Antojos emocionales

El día de ayer fui a correr al parque, que es enorme, tiene amplias áreas verdes, pistas para corredores y ciclistas. Fui con cubrebocas, lentes, gorra, manga larga y seguí las recomendaciones del distanciamiento social. Además de que, al regresar a mi casa, hice todo el protocolo de desinfección. Sólo salgo a correr bajo estas condiciones, sobre todo con la idea de, poco a poco, incorporarme a la nueva normalidad y no dejar de estar en contacto con el exterior.

Es importante seguir alertas, no bajar la guardia y, sobre todo, ser conscientes del otro. Pensando en esto último, lo que me molesta es que las personas sean indiferentes, descuidadas, y que minimicen la situación por la que está pasando nuestro personal de salud en los hospitales.

Les cuento que mientras corría, fui observando escenas de familias extendidas haciendo reuniones; grupos deportivos, donde las personas estaban sentadas unos a los otros; decenas de personas con cubrebocas mal puestos (dejando descubierta la nariz)…, pero lo que más me impactó fue ver a un padre de familia romper las cintas amarillas que dicen “Prohibido el paso”, con tal de subir a su hijo pequeño a la resbaladilla de plástico. Si lo piensan bien, es una imagen llena de significados y, sin duda, explica el porqué detrás de esos adultos que no saben seguir instrucciones, explica la diferencia entre el éxito y el fracaso en distintos aspectos e, incluso, por qué algunas personas han fallecido de manera precipitada durante la pandemia. Y esto es porque desde pequeños nos entrenan a ser esclavos de nuestros antojos emocionales.


A ver, hablamos de 113 hectáreas verdes, donde el 75% son árboles –varios de ellos con más de 50 años de antigüedad–, ¿en serio no hay forma de jugar ahí con un niño pequeño? ¿A los papás sólo nos quedan los espacios cerrados por la autoridad? ¿Violar las reglas sanitarias es válido con tal de cumplir los deseos de nuestros hijos?

El virus puede sobrevivir más de 72 horas en superficies, ¿y qué tal que a otro papá se le ocurre subir después a otro niño? En realidad, el problema de fondo, con o sin pandemia, es que enseñas a tu hijo a que puede romper las reglas y que, además, está bien hacerlo. Recuerda que todas tus conductas son una enseñanza para ellos, así que con acciones como éstas les enseñas a violar la ley, a transgredir la autoridad y a que tiene tu permiso para hacerlo. Les enseñas a no tolerar la frustración, ni a valorar su vida ni la de sus familiares y menos las de los médicos. Entonces ese niño aprende a hacer trampa, a que sus deseos son el centro del universo y están por encima de las reglas sociales, a no obedecer a sus maestros o a figuras de autoridad.
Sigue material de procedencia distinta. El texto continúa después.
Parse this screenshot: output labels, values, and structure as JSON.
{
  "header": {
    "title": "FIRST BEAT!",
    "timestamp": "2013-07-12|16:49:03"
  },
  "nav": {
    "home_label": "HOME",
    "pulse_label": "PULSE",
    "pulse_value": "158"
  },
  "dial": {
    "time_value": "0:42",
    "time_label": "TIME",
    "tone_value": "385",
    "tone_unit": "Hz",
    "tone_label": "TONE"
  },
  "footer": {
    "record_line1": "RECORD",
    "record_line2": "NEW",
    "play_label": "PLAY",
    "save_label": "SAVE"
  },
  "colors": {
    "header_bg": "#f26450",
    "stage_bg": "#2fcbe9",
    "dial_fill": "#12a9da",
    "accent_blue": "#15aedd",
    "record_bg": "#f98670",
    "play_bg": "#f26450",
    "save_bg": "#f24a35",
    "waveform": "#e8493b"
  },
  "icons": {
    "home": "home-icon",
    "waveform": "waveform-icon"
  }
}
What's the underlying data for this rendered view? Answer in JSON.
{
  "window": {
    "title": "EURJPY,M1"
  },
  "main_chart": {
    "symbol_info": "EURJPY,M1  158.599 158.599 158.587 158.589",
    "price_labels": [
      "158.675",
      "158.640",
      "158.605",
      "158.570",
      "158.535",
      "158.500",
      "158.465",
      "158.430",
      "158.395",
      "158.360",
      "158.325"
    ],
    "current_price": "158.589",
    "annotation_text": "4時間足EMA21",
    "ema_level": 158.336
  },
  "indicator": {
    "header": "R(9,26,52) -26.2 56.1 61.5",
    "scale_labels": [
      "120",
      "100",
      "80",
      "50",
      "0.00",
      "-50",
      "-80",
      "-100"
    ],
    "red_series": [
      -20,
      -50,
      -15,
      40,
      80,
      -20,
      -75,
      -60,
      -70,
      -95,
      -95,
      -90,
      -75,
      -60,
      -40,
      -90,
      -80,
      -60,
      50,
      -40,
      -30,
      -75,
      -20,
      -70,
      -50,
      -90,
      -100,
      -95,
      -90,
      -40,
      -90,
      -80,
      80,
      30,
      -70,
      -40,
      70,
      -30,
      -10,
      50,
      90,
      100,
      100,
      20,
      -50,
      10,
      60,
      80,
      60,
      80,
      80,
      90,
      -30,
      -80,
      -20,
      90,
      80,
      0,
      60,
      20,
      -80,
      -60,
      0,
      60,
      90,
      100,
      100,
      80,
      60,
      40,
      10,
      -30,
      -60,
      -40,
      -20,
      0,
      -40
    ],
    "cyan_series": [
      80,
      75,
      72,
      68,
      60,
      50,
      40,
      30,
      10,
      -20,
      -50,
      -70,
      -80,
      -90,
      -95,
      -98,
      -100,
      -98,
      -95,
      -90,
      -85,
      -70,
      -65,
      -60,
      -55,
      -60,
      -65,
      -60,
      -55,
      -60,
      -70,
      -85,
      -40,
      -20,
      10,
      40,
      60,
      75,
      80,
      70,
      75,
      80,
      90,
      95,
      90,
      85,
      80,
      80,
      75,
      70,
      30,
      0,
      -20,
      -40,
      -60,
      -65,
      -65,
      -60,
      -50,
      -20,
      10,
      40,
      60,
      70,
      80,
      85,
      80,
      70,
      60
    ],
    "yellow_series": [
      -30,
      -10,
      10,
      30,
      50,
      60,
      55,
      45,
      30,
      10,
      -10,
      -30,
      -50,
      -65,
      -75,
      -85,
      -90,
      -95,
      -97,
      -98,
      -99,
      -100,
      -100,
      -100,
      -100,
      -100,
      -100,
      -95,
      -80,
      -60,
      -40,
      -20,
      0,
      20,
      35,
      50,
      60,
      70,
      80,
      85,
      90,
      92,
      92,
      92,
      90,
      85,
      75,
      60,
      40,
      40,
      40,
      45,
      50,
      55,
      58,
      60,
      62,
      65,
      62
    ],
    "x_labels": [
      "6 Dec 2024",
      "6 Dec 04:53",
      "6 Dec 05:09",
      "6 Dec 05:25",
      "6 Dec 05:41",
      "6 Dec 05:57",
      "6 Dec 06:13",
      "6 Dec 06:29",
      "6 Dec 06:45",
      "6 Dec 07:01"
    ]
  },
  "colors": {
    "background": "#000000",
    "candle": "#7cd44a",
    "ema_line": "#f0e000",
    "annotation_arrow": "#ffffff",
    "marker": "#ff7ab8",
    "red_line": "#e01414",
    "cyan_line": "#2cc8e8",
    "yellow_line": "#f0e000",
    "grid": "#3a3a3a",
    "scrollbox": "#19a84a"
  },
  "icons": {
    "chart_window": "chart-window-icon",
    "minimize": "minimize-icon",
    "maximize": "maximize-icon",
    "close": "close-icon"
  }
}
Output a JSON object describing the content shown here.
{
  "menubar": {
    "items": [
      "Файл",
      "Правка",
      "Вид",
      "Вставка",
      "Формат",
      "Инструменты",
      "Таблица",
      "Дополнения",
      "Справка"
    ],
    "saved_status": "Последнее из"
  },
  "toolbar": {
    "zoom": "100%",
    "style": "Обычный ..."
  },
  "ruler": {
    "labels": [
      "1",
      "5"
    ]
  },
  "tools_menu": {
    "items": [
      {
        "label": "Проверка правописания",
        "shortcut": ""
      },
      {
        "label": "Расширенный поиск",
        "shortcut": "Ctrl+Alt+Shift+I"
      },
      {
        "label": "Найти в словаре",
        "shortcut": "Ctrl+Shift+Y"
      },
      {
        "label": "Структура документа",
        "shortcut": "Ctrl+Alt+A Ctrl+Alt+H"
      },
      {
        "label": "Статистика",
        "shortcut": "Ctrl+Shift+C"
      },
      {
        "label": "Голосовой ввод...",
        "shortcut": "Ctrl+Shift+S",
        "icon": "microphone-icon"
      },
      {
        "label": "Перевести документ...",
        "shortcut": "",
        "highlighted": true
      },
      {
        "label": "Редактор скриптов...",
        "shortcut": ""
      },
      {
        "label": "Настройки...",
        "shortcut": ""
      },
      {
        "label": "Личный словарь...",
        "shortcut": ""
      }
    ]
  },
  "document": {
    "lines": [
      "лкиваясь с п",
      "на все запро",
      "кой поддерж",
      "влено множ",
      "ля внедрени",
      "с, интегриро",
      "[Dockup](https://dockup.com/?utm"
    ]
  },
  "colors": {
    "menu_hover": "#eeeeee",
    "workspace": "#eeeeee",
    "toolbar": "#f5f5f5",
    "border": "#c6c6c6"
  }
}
Imaginen que otros niños vieron esta escena, ¿no creen que también reciben el mensaje de que romper las reglas está bien? Imaginen igual que son otros papás los que ven esta escena, ¿no creen que puedan decir: “Yo aquí esforzándome y a la gente no le importa. Ya mejor para qué seguimos con las medidas”. Es, en parte, por acciones como esta de los juegos infantiles que no podemos acabar con la pandemia.


Debemos de esforzarnos en educar a nuestros hijos en la solidaridad, el sentido común, la disciplina (sin golpes), así como ayudarlos a desarrollar el autoentretenimiento. Te aseguro que si enseñas a tus hijos a ser prudentes con sus antojos emocionales, los estarás preparando para tener éxito en todos los aspectos de su vida.